The community targeting the Web has development expertise, and developing Trident in the open would allow them to bring this expertise to bear on the browser's engine, just as it is doing so for .NET.

Opening Trident's development might have further advantages down the line. It's hard to imagine a world where Internet Explorer for OS X is ever a major concern again, but equally, it's not impossible that one day some industrious developers might make Trident work on that platform.

In so doing, they'd make it easier for designers and developers using OS X to test their projects in Trident, without having to use Windows virtual machines or other such heavyweight approaches. It's not going to revolutionize anything, but it could make Trident a little more relevant to a community that otherwise cares little for it.

Although Microsoft has endeavored to be more open about how it's developing its browser, and which features it is prioritizing, that development nonetheless takes place in private. Developing in the open, with a public bug tracker, source code repositories, and public discussion of the browser's future direction is the next logical step.

Speculation is currently rife that with Windows 10, Microsoft will in some ways put Internet Explorer out to pasture.

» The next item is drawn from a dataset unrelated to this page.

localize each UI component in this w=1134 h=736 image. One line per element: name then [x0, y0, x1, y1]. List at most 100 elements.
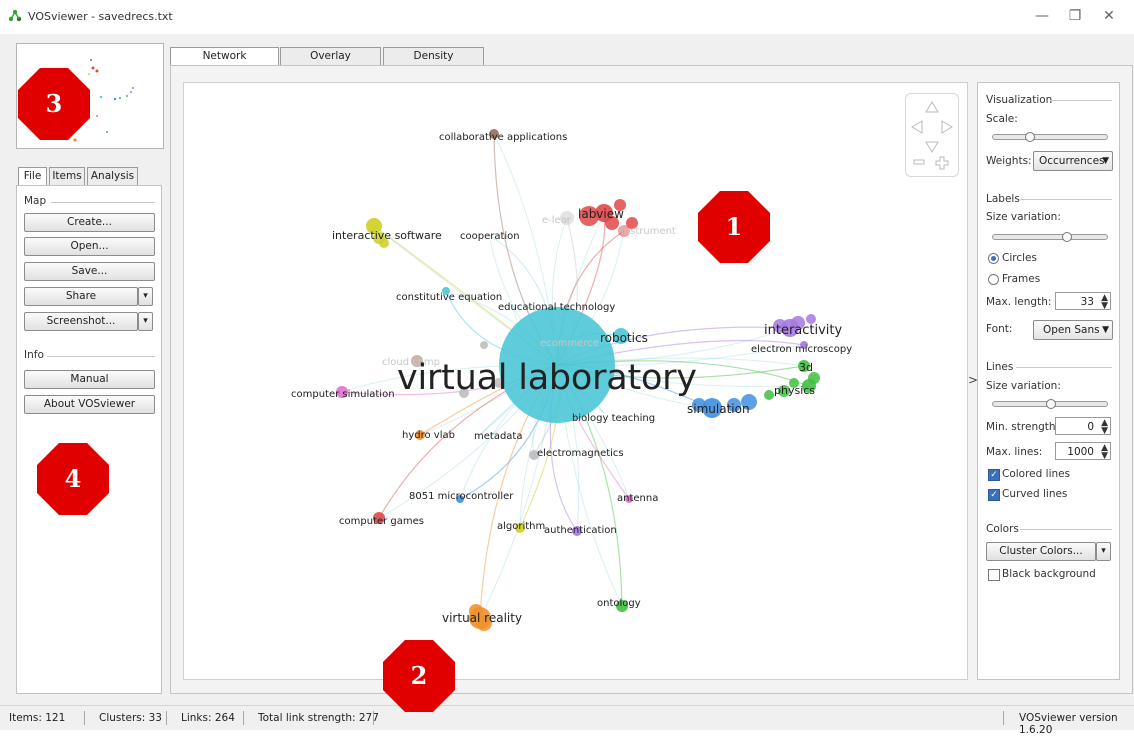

The browser is believed to have a new name, a new shell, new extension capabilities, and a new, streamlined version of Trident, one that has much of its support for legacy Web pages removed.

This represents an ideal time for the company to make this kind of move. With a cleaned up engine representing a new baseline for future development and a range of new developer-oriented extension capabilities, the time is right for Microsoft to stop being the odd one out and open up Trident. Put it on GitHub, track its bugs and development branches in public, make it a peer to WebKit, Blink, and Gecko.